Tom / Work / Screena

Screena{current side hustle}

Role
Founder (designer)
Started
2026 —
Status
Early stage

DocSend for indie film. Video analytics for filmmakers who want to know if their submission actually got watched, and where the viewer dropped off.

Screena landing page

The Screena landing page, using a cinematic projector beam to signal craft and creative ownership from the first scroll.

/01 The opportunity

Indie filmmakers are sending their work into a black hole.

Film festival submissions, distributor pitches, producer reviews - all sent via password protected Vimeo links or Google Drive folders. The filmmaker has no idea if the submission was watched, skipped, or opened at all. Worse, it looks sloppy, uncurated and uncontrolled for the person watching, after the film maker has spent countless hours crafting a curated viewing experience for the audience.

Big studios use Frame.io and Shield which are expensive, collaboration-heavy tools built for teams. Indie filmmakers and graduates have nothing between "blind submission" and "enterprise DRM."

The gap is clear: a lightweight video hosting platform that returns meaningful analytics. Did the festival director watch it? Which scenes held attention? Did they forward it? That data changes how a filmmaker pitches, what they cut, and whether they follow up.

/02 Who it's for

Film grads, indie directors, small production companies.

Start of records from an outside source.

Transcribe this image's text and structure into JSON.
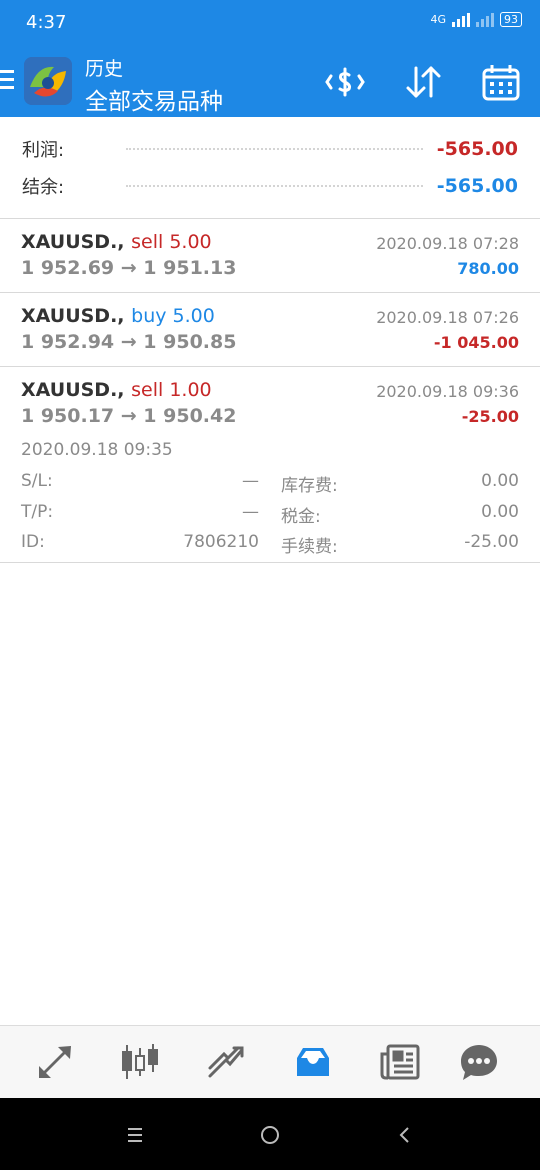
{
  "status_bar": {
    "time": "4:37",
    "network": "4G",
    "battery": "93"
  },
  "header": {
    "section": "历史",
    "title": "全部交易品种",
    "icons": [
      "menu-icon",
      "app-logo",
      "currency-exchange-icon",
      "sort-icon",
      "calendar-icon"
    ]
  },
  "summary": {
    "profit_label": "利润:",
    "profit_value": "-565.00",
    "balance_label": "结余:",
    "balance_value": "-565.00"
  },
  "trades": [
    {
      "symbol": "XAUUSD.,",
      "type": "sell 5.00",
      "prices": "1 952.69 → 1 951.13",
      "time": "2020.09.18 07:28",
      "profit": "780.00"
    },
    {
      "symbol": "XAUUSD.,",
      "type": "buy 5.00",
      "prices": "1 952.94 → 1 950.85",
      "time": "2020.09.18 07:26",
      "profit": "-1 045.00"
    },
    {
      "symbol": "XAUUSD.,",
      "type": "sell 1.00",
      "prices": "1 950.17 → 1 950.42",
      "time": "2020.09.18 09:36",
      "profit": "-25.00",
      "open_time": "2020.09.18 09:35",
      "details": {
        "sl_label": "S/L:",
        "sl_value": "—",
        "swap_label": "库存费:",
        "swap_value": "0.00",
        "tp_label": "T/P:",
        "tp_value": "—",
        "tax_label": "税金:",
        "tax_value": "0.00",
        "id_label": "ID:",
        "id_value": "7806210",
        "fee_label": "手续费:",
        "fee_value": "-25.00"
      }
    }
  ],
  "bottom_nav": [
    "quotes-icon",
    "chart-icon",
    "trade-icon",
    "history-icon",
    "news-icon",
    "chat-icon"
  ],
  "colors": {
    "primary": "#1e88e5",
    "sell": "#c62828",
    "buy": "#1e88e5",
    "negative": "#c62828",
    "positive": "#1e88e5"
  }
}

Two sides to the platform:

  • Senders: filmmakers uploading work for review. They need a professional-looking share link, viewing analytics, and an audit trail that shows the film was actually opened.
  • Recipients: festival programmers, distributors, producers. They need a clean, fast viewing experience with no account creation friction.

The paying user is the filmmaker. The recipient experience is frictionless by design - any barrier on that side kills the core value.

Every touchpoint in the recipient journey is designed to feel considered. When a reviewer opens their link, a glowing invitation letter emerges from an envelope before the player loads. These theatrical touches are intentional: early adopters will come to Screena because they want their work to feel premium, and every layer of polish compounds toward a broader wow factor.

Screena invite letter

The invitation animation after opening the link.

Screena viewer

The recipient viewing experience, stripped of friction and built to feel like the work deserves to be seen.

Screena pricing

Pricing tiers from student to studio, plus a single-pass festival option for one-off submissions.

/03 Where it's at

Three weeks in. Interviews done. Early designs up.

This is a side project I've been chipping away at, mostly from the business development and UX interview side, but I've had a lot of fun crafting a visual identity and taking my time with it because for creatives, this will live and die by the aesthetis as much as the usability. I've spoken with indie filmmakers and film school graduates about how they currently send work and what they're actually trying to know on the other end.

The signal is strong: the pain is real, the current workarounds are embarrassing, and anyone who's submitted to festivals understands the frustration immediately. No one has built the obvious thing yet.

The early designs below are the beginning of that, a clean, fast sender dashboard and a recipient viewing experience that feels like the work deserves to be seen.

Upload drop zone

Drop zone, with optional PDF attachments.

Upload in progress

Upload in progress.

Files uploaded

Files confirmed, ready to configure and share.

/04 What's next

The upload flow is the filmmaker's aha moment.

The sequence from upload to first analytics ping needs to feel effortless and exciting. A filmmaker uploads their film, configures who can see it and for how long, then shares a link. The reviewer receives a gated, cinematic experience. The filmmaker watches the data come in. Getting each step of this right is the design priority: it is the first moment the product earns trust.

Wireframes

Configure share settings

Configure gatekeeping, lifespan and playback before sharing.

Reviewer password gate

The gated entry screen the reviewer sees when they open the link.

Analytics dashboard

The filmmaker's analytics view, showing completion rates, session data and engagement depth.

Validate with 3 paying users before building the backend.

The plan is simple: get the design to a state where three filmmakers would pay for it before a single line of backend code is written. If the core proposition doesn't convert, the product isn't solving the right problem yet.

The core loop I'm testing: upload a film → generate a share link → watch the analytics come in → follow up with confidence. If that loop is valuable, it's worth continuing with a proper build.

My goal is for this to become a self-sustaining platform for passive income. Due to its PLG nature, my best case scenario is that once validated, the product can live a life of its own with minimal intervention from me. Either way, I love building and this has been a fun niche to explore.